Re: Simple Join

Mark Kirkwood <markir@xxxxxxxxxxxxxxx> · Wed, 21 Dec 2005 19:55:20 +1300

Mark Kirkwood wrote:
Kevin Brown wrote:

I'll just start by warning that I'm new-ish to postgresql.

I'm running 8.1 installed from source on a Debian Sarge server.  I 
have a simple query that I believe I've placed the indexes correctly 
for, and I still end up with a seq scan.  It makes sense, kinda, but 
it should be able to use the index to gather the right values.  I do 
have a production set of data inserted into the tables, so this is 
running realistically:

dli=# explain analyze SELECT ordered_products.product_id
dli-# FROM to_ship, ordered_products
dli-# WHERE to_ship.ordered_product_id = ordered_products.id AND
dli-# ordered_products.paid = TRUE AND
dli-# ordered_products.suspended_sub = FALSE;

You scan 600000 rows from to_ship to get about 25000 - so some way to 
cut this down would help.

Try out an explicit INNER JOIN which includes the filter info for paid 
and suspended_sub in the join condition (you may need indexes on each of 
id, paid and suspended_sub, so that the 8.1 optimizer can use a bitmap 
scan):

SELECT ordered_products.product_id
FROM to_ship INNER JOIN ordered_products
ON (to_ship.ordered_product_id = ordered_products.id
    AND ordered_products.paid = TRUE      AND 
ordered_products.suspended_sub = FALSE);

It has been a quiet day today, so I took another look at this.

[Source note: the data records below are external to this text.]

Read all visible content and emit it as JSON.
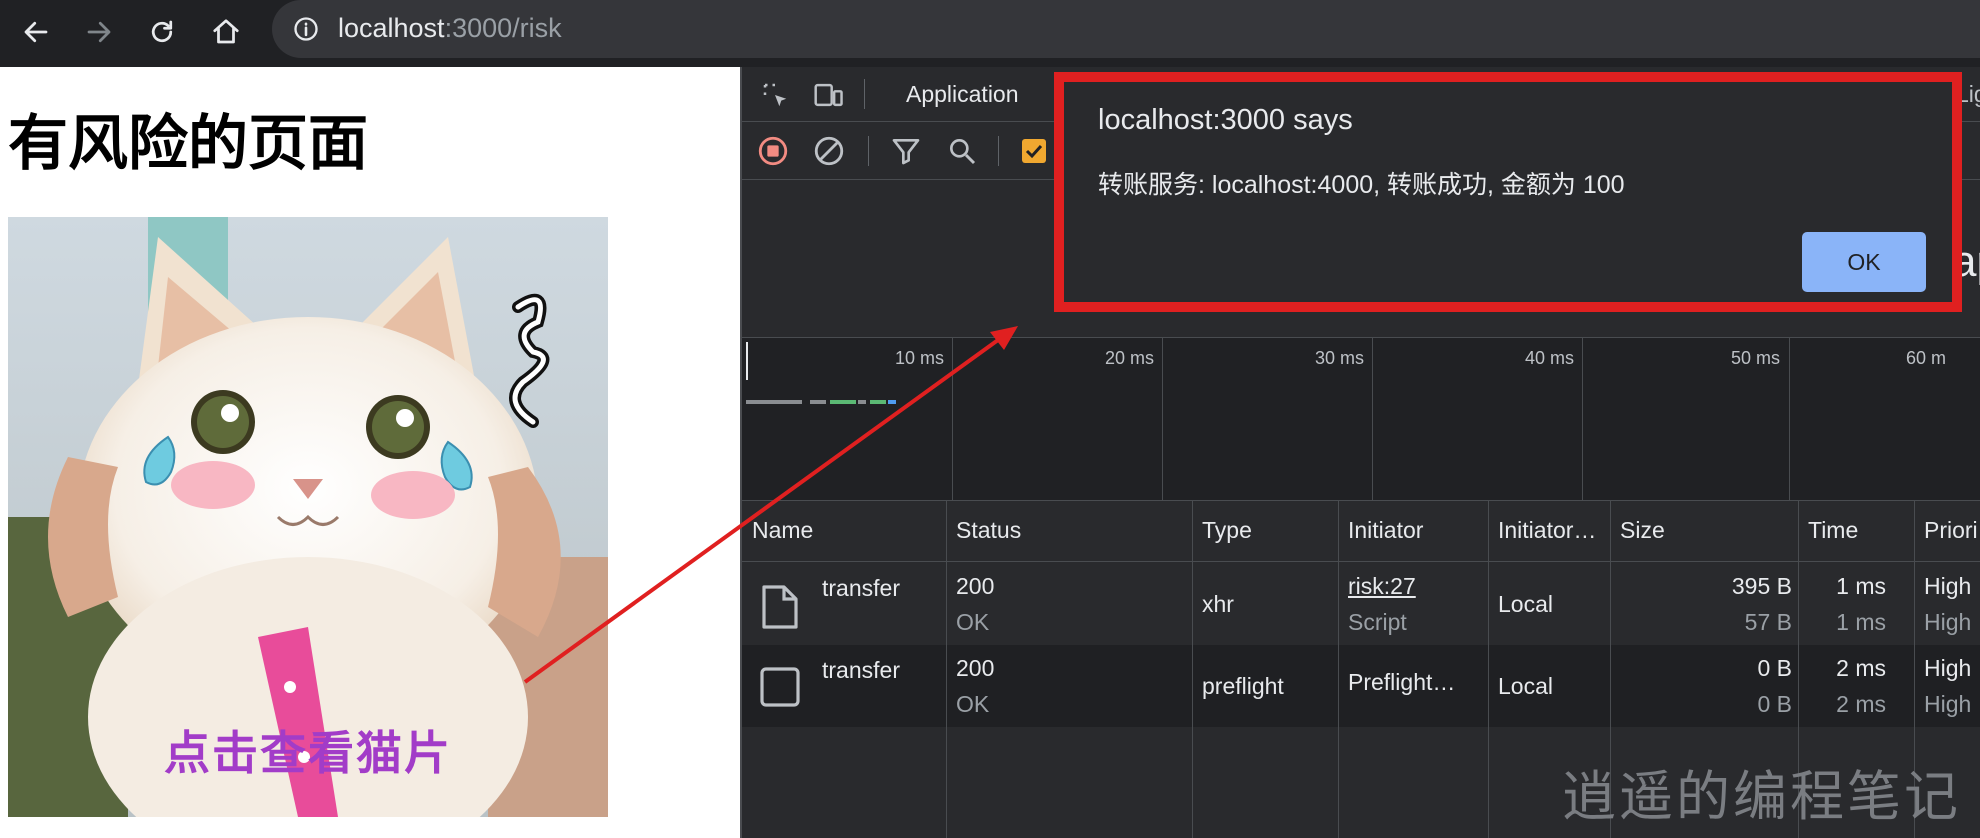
{
  "browser": {
    "url_host": "localhost",
    "url_path": ":3000/risk"
  },
  "page": {
    "title": "有风险的页面",
    "caption": "点击查看猫片"
  },
  "devtools": {
    "tab_application": "Application",
    "tab_partial": "Lig",
    "partial_text": "ap",
    "timeline_labels": [
      "10 ms",
      "20 ms",
      "30 ms",
      "40 ms",
      "50 ms",
      "60 m"
    ],
    "columns": [
      "Name",
      "Status",
      "Type",
      "Initiator",
      "Initiator…",
      "Size",
      "Time",
      "Priori"
    ],
    "rows": [
      {
        "name": "transfer",
        "status": "200",
        "status_text": "OK",
        "type": "xhr",
        "initiator": "risk:27",
        "initiator_sub": "Script",
        "initiator_address": "Local",
        "size": "395 B",
        "size_sub": "57 B",
        "time": "1 ms",
        "time_sub": "1 ms",
        "priority": "High",
        "priority_sub": "High"
      },
      {
        "name": "transfer",
        "status": "200",
        "status_text": "OK",
        "type": "preflight",
        "initiator": "Preflight…",
        "initiator_sub": "",
        "initiator_address": "Local",
        "size": "0 B",
        "size_sub": "0 B",
        "time": "2 ms",
        "time_sub": "2 ms",
        "priority": "High",
        "priority_sub": "High"
      }
    ]
  },
  "dialog": {
    "title": "localhost:3000 says",
    "message": "转账服务: localhost:4000, 转账成功, 金额为 100",
    "ok_label": "OK"
  },
  "watermark": "逍遥的编程笔记",
  "colors": {
    "highlight_border": "#e02020",
    "caption": "#a23cc8",
    "ok_button": "#8ab4f8"
  }
}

If the 
selectivity of clauses :

paid = TRUE
suspended_sub = FALSE

is fairly high, then rewriting as a subquery might help:

SELECT o.product_id
FROM ordered_products o
WHERE o.paid = TRUE
AND o.suspended_sub = FALSE
AND  EXISTS (
  SELECT 1
  FROM to_ship s
  WHERE s.ordered_product_id = o.id
);

However it depends on you not needing anything from to_ship in the 
SELECT list...

Cheers

Mark